The Sackler brothers' claim that Purdue should have sued the company for deceptive marketing of OxyContin was the cornerstone of the lawsuit. As ProPublica reported, the lawsuit was brought by Purdue, not Purdue itself. The Sacklers had an extensive history as a pharmaceutical producer, which included a stint as vice president of Purdue's Division of Pharmaceutical Safety and Manufacturing (DPMS), where Purdue first marketed OxyContin in 2007, and as a senior vice president of Purdue Pharma in 2009 when it was acquired by U.S. company Novartis for $5 billion.
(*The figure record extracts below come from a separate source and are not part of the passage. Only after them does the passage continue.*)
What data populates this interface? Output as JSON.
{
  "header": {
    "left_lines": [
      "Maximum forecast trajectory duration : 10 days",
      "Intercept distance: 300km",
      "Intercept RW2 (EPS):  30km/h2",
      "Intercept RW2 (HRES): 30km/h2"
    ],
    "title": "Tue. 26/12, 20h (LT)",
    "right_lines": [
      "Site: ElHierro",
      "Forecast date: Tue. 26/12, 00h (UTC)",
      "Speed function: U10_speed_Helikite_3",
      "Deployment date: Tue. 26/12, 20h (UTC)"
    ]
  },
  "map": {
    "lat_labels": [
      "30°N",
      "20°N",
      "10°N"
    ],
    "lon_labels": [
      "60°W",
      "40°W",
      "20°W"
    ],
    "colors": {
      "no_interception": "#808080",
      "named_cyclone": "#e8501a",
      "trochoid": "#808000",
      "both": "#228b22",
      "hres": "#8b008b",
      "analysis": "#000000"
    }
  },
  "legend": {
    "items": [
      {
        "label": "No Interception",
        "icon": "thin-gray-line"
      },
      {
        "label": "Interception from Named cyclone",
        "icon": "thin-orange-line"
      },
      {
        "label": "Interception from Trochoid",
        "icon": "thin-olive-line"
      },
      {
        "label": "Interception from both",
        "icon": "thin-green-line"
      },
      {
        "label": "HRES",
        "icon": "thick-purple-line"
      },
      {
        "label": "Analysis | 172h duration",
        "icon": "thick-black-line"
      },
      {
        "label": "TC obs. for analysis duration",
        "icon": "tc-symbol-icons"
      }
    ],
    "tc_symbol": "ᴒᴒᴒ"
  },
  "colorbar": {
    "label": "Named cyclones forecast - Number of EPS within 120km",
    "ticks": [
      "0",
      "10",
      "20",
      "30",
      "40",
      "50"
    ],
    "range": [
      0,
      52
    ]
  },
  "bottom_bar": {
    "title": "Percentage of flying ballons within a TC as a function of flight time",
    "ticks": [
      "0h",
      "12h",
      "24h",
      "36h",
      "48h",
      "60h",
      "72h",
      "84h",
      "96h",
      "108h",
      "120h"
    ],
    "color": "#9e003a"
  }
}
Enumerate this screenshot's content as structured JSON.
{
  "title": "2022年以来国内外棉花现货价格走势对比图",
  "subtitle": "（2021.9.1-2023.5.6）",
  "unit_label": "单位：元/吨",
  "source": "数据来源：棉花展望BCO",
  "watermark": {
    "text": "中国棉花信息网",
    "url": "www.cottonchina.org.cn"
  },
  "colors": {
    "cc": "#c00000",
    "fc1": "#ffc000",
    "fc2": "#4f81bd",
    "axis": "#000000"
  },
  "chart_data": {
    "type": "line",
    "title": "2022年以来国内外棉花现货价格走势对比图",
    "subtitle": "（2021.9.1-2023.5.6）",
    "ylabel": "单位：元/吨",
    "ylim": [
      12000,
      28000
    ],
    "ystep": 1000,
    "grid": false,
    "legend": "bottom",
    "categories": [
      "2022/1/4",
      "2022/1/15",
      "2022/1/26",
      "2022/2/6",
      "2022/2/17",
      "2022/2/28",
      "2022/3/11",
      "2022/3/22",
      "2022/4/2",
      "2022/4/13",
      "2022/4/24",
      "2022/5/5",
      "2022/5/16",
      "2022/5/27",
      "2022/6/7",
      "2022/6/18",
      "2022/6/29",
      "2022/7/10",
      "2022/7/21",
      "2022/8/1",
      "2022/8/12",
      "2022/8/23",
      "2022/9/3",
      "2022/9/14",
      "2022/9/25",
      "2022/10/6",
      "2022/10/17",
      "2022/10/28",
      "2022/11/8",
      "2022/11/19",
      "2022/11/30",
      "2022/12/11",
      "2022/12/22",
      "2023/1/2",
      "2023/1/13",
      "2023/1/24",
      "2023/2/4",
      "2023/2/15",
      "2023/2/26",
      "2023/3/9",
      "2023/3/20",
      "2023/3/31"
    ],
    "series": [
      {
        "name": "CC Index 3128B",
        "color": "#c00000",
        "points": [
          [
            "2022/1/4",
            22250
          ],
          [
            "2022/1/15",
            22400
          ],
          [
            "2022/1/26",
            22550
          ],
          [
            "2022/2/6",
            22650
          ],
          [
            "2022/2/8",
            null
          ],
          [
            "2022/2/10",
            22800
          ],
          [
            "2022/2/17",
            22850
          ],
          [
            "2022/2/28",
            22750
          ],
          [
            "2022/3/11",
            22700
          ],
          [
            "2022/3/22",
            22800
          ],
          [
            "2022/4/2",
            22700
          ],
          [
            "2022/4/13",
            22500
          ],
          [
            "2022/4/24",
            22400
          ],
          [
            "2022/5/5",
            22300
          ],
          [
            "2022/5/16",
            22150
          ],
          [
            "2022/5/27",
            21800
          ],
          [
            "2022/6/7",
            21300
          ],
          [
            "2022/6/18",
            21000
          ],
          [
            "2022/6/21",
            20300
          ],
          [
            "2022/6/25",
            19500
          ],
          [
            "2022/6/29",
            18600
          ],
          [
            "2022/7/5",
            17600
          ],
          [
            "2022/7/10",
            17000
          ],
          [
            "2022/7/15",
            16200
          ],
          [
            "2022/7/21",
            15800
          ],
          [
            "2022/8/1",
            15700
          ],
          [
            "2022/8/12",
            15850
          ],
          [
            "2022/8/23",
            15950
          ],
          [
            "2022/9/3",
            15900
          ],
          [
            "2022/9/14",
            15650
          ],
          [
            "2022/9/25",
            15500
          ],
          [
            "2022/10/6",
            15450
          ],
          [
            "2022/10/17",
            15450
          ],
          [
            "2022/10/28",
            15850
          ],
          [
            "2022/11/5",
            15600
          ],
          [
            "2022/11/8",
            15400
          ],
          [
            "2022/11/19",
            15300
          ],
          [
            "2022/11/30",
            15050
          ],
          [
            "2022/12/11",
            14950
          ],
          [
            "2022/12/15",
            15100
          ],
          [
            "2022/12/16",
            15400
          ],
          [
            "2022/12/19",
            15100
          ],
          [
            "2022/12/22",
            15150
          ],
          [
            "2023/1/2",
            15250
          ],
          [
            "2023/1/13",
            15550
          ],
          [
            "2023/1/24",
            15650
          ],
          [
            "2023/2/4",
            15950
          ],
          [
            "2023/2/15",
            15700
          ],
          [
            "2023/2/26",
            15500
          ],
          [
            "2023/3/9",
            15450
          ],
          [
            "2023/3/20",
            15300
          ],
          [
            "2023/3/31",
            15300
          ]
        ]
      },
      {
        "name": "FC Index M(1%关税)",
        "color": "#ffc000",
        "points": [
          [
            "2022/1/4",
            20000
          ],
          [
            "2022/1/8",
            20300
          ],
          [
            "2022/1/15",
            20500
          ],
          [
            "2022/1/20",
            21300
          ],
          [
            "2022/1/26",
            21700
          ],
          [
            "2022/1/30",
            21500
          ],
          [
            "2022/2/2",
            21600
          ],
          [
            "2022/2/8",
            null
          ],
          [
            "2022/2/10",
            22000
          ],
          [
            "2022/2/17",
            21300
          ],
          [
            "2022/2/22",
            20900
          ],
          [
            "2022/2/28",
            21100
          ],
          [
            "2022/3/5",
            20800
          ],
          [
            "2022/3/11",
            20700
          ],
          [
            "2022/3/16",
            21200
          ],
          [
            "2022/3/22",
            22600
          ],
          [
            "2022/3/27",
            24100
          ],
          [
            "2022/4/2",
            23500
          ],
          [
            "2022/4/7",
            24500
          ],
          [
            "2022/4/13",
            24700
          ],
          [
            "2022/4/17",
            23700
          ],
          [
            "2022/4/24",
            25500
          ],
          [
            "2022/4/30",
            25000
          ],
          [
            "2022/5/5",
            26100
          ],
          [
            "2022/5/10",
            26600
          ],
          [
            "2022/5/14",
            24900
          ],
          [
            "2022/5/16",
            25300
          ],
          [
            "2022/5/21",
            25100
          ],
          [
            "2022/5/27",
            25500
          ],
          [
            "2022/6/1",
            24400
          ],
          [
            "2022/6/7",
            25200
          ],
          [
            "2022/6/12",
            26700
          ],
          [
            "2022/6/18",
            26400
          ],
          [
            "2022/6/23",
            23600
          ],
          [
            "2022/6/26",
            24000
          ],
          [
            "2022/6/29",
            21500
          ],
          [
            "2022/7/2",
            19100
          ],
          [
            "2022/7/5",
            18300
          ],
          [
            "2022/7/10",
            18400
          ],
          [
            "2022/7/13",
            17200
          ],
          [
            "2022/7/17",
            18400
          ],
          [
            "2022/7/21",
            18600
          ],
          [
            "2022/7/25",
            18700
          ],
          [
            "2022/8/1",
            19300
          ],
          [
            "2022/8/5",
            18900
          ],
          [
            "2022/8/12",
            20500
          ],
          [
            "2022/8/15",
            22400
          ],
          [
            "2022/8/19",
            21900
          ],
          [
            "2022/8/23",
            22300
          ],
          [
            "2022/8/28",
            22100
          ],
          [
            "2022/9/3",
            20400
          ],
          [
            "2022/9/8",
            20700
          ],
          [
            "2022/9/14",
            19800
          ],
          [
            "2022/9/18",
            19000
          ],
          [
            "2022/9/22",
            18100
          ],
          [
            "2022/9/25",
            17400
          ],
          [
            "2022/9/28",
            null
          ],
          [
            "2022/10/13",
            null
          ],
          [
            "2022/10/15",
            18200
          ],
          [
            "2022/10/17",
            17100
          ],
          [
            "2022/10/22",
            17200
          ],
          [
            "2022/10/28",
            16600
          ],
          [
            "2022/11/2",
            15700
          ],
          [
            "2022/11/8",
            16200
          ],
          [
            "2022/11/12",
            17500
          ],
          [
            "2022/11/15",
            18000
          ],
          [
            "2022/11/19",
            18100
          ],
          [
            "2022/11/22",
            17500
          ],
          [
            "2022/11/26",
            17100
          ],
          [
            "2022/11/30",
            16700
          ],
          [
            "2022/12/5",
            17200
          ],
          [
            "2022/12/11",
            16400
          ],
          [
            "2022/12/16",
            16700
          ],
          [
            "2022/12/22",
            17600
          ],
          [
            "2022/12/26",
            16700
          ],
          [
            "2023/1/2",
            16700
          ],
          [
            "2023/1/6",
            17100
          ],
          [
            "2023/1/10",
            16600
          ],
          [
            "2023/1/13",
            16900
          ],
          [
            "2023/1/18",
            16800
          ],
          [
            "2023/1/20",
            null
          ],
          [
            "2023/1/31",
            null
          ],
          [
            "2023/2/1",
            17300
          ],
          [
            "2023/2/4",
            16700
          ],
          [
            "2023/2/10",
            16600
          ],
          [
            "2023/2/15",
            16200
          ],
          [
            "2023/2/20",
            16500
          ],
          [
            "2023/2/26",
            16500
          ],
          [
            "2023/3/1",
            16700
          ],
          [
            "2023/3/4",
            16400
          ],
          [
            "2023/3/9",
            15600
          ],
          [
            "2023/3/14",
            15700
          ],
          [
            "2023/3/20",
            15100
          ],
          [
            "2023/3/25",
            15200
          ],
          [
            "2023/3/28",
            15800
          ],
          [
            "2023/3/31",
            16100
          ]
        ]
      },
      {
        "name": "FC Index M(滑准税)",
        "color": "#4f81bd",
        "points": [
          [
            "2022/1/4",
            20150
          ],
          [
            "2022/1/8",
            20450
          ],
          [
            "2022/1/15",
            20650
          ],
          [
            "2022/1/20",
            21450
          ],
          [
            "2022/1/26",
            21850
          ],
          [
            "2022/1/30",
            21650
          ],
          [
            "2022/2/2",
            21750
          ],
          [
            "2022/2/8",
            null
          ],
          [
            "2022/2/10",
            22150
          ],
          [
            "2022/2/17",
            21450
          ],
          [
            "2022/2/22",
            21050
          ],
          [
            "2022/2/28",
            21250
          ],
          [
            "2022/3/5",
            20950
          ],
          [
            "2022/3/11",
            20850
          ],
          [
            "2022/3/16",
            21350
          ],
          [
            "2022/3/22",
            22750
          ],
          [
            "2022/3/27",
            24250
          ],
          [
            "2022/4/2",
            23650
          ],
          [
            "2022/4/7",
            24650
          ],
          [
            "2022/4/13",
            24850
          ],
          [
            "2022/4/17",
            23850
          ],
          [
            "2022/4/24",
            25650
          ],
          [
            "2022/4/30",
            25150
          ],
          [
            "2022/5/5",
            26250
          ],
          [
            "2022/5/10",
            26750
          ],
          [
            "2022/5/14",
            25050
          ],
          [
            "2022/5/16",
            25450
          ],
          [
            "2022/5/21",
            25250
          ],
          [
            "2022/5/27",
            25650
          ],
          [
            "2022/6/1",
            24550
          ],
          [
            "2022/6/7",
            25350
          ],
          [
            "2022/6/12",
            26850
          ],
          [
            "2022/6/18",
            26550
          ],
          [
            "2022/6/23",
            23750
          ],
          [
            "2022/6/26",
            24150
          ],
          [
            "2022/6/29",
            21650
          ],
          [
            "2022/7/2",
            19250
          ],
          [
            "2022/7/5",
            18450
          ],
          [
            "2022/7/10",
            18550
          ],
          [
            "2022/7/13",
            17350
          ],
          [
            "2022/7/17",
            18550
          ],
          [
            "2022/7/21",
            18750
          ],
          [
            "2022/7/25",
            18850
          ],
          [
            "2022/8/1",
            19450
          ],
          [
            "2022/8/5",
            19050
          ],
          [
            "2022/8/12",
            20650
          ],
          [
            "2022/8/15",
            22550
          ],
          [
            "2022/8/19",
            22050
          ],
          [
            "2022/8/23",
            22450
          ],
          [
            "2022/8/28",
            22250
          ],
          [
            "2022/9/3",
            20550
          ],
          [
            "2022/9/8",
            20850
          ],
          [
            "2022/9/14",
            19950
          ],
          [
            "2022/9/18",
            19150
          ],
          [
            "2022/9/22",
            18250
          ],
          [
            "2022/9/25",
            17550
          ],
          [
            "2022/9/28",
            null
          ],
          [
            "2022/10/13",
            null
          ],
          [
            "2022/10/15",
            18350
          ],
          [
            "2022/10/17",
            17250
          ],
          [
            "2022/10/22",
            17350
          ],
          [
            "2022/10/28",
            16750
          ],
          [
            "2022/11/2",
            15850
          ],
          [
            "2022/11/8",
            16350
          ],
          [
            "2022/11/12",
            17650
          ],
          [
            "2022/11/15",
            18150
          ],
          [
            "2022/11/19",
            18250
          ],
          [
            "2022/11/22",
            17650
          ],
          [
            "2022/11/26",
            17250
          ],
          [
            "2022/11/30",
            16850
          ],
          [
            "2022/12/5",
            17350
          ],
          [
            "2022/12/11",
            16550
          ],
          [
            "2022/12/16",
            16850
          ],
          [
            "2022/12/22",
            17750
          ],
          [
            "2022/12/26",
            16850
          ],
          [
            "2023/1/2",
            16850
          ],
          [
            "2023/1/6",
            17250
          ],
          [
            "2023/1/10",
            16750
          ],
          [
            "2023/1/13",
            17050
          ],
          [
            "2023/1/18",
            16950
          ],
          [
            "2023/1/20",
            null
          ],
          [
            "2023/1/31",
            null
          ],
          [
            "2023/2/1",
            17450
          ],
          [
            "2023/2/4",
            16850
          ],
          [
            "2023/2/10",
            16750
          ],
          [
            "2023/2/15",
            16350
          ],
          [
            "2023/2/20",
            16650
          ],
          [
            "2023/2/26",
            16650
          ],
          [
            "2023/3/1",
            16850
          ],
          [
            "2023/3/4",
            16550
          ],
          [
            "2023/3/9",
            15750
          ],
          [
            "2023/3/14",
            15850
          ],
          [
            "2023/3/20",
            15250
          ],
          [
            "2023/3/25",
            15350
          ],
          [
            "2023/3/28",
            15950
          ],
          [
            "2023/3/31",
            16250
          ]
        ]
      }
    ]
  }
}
As the company claimed, the company's "law firm" in Cincinnati, Cincinnati, Ohio, brought the lawsuit in May 2015, and in August 2015, it was brought in the final stages of the case before the U.S. District Court in Cincinnati, where the U.S. District Court for the Southern District of Ohio awarded a $50 million award. The settlement involved both Purdue and the U.S. Department of Justice in a federal civil lawsuit, alleging in part that Purdue had violated Purdue's "law firm" by making false claims in its drug trial and selling OxyContin in violation of a federal law.
Purdue told ProPublica that in the beginning, the company's own lawyers approached the U.S. Justice Department and requested the case be dismissed. The company's lawyers then "gave the DOJ an opportunity [to] try to get it to drop the case, and then they told the D.C. district judge [David] M. Stiles that they didn't feel they could take any action in our case," said Stiles in a statement. "So we went to the DOJ where they tried to appeal the decision of the U.S. District Court for the Northern District of Virginia."